Acusaciones y Defensores
En la primera audiencia, el fiscal Patricio Ferrari expresó que “todos los imputados abandonaron a su suerte a Diego Armando Maradona, condenándolo a la muerte”. Entre los acusados se encuentran cuatro médicos, dos enfermeros y un psicólogo, quienes enfrentan posibles penas de entre 8 y 25 años de prisión. Ferrari calificó su actuar como “indiferencia criminal”, subrayando que no hicieron lo necesario para evitar la muerte de Maradona.
Fernando Burlando, abogado de Dalma y Gianinna, hijas del exjugador, afirmó que “Diego Maradona fue asesinado”, reforzando la gravedad de la situación.
Detallando el Estado de Salud de Maradona
Maradona, quien había enfrentado un delicado estado de salud antes de su fallecimiento, había sido sometido a una cirugía craneal por un hematoma subdural. Tras la operación, su recuperación se llevó a cabo en su hogar en un barrio privado de Tigre, Buenos Aires. Sin embargo, sufría de múltiples afecciones, incluyendo enfermedad renal crónica y cirrosis, que contribuyeron a su muerte por paro cardíaco y edema pulmonar.
La fiscalía establece que la atención domiciliaria no contaba con los recursos necesarios para el tratamiento adecuado de Maradona. Los principales responsables del caso son el neurocirujano Leopoldo Luque, la psiquiatra Agustina Cosachov y el psicólogo Carlos Díaz, así como los enfermeros Ricardo Almirón y Gisella Madrid. Los médicos Pedro Di Spagna y Nancy Forlini, junto al enfermero Mariano Perroni, son también parte del juicio por su labor en la atención del fallecido.
Informe Médico y Conclusiones Iniciales
Una junta médica indicó que “Maradona comenzó a morir, al menos, 12 horas antes” de su fallecimiento. En este sentido, el fiscal Ferrari argumentó que cualquier profesional que hubiese tomado la decisión de trasladarlo a una clínica podría haberle salvado la vida.
Cambios en el Tribunal y Estrategias de Defensa
Una de las diferencias más notables en este nuevo juicio es el cambio en el tribunal, ya que la jueza Julieta Makintach fue destituida por sus intentos de filmar un documental.

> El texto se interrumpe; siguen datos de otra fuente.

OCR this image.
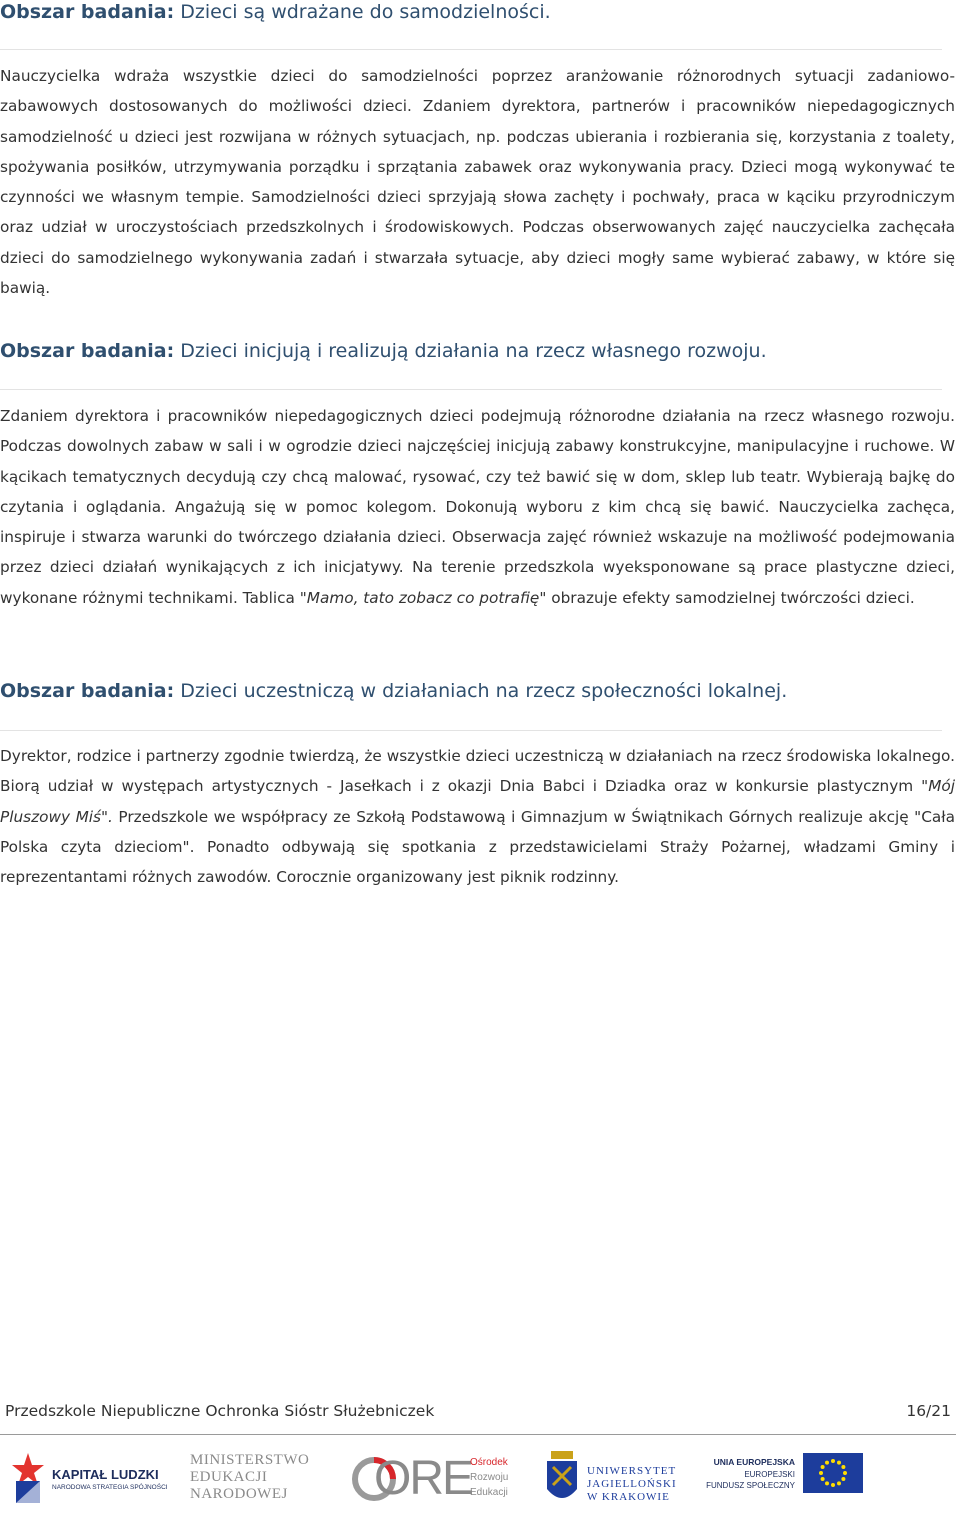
Obszar badania: Dzieci są wdrażane do samodzielności.

Nauczycielka wdraża wszystkie dzieci do samodzielności poprzez aranżowanie różnorodnych sytuacji zadaniowo-zabawowych dostosowanych do możliwości dzieci. Zdaniem dyrektora, partnerów i pracowników niepedagogicznych samodzielność u dzieci jest rozwijana w różnych sytuacjach, np. podczas ubierania i rozbierania się, korzystania z toalety, spożywania posiłków, utrzymywania porządku i sprzątania zabawek oraz wykonywania pracy. Dzieci mogą wykonywać te czynności we własnym tempie. Samodzielności dzieci sprzyjają słowa zachęty i pochwały, praca w kąciku przyrodniczym oraz udział w uroczystościach przedszkolnych i środowiskowych. Podczas obserwowanych zajęć nauczycielka zachęcała dzieci do samodzielnego wykonywania zadań i stwarzała sytuacje, aby dzieci mogły same wybierać zabawy, w które się bawią.

Obszar badania: Dzieci inicjują i realizują działania na rzecz własnego rozwoju.

Zdaniem dyrektora i pracowników niepedagogicznych dzieci podejmują różnorodne działania na rzecz własnego rozwoju. Podczas dowolnych zabaw w sali i w ogrodzie dzieci najczęściej inicjują zabawy konstrukcyjne, manipulacyjne i ruchowe. W kącikach tematycznych decydują czy chcą malować, rysować, czy też bawić się w dom, sklep lub teatr. Wybierają bajkę do czytania i oglądania. Angażują się w pomoc kolegom. Dokonują wyboru z kim chcą się bawić. Nauczycielka zachęca, inspiruje i stwarza warunki do twórczego działania dzieci. Obserwacja zajęć również wskazuje na możliwość podejmowania przez dzieci działań wynikających z ich inicjatywy. Na terenie przedszkola wyeksponowane są prace plastyczne dzieci, wykonane różnymi technikami. Tablica "Mamo, tato zobacz co potrafię" obrazuje efekty samodzielnej twórczości dzieci.

Obszar badania: Dzieci uczestniczą w działaniach na rzecz społeczności lokalnej.

Dyrektor, rodzice i partnerzy zgodnie twierdzą, że wszystkie dzieci uczestniczą w działaniach na rzecz środowiska lokalnego. Biorą udział w występach artystycznych - Jasełkach i z okazji Dnia Babci i Dziadka oraz w konkursie plastycznym "Mój Pluszowy Miś". Przedszkole we współpracy ze Szkołą Podstawową i Gimnazjum w Świątnikach Górnych realizuje akcję "Cała Polska czyta dzieciom". Ponadto odbywają się spotkania z przedstawicielami Straży Pożarnej, władzami Gminy i reprezentantami różnych zawodów. Corocznie organizowany jest piknik rodzinny.

Przedszkole Niepubliczne Ochronka Sióstr Służebniczek	16/21
KAPITAŁ LUDZKI
NARODOWA STRATEGIA SPÓJNOŚCI
MINISTERSTWO
EDUKACJI
NARODOWEJ ORE
Ośrodek
Rozwoju
Edukacji
UNIWERSYTET
JAGIELLOŃSKI
W KRAKOWIE
UNIA EUROPEJSKA
EUROPEJSKI
FUNDUSZ SPOŁECZNY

Los jueces actuales son Alberto Gaig, Alberto Ortolani y Pablo Rolón. Además, el neurocirujano Luque ha incorporado a Francisco Oneto, abogado del presidente Javier Milei, lo que ha alterado su estrategia defensiva.
Durante su declaración, Luque se declaró inocente y expresó sus dudas sobre las circunstancias de la muerte de Maradona, sugiriendo que esta se produjo repentinamente por un infarto. Sin embargo, el hecho de que haya firmado la salida de Maradona de la clínica y su aparente abogacía por una recuperación en el hogar de sus hijas complica su defensa.
Desarrollo del Juicio
Los defensores han tenido tiempo desde el primer proceso para preparar sus objeciones a las acusaciones, argumentando que actuaron conforme a los procedimientos establecidos. Este nuevo juicio está programado para continuar los martes y jueves durante, al menos, tres meses, con la expectativa de que más de 120 testigos sean citados para declarar.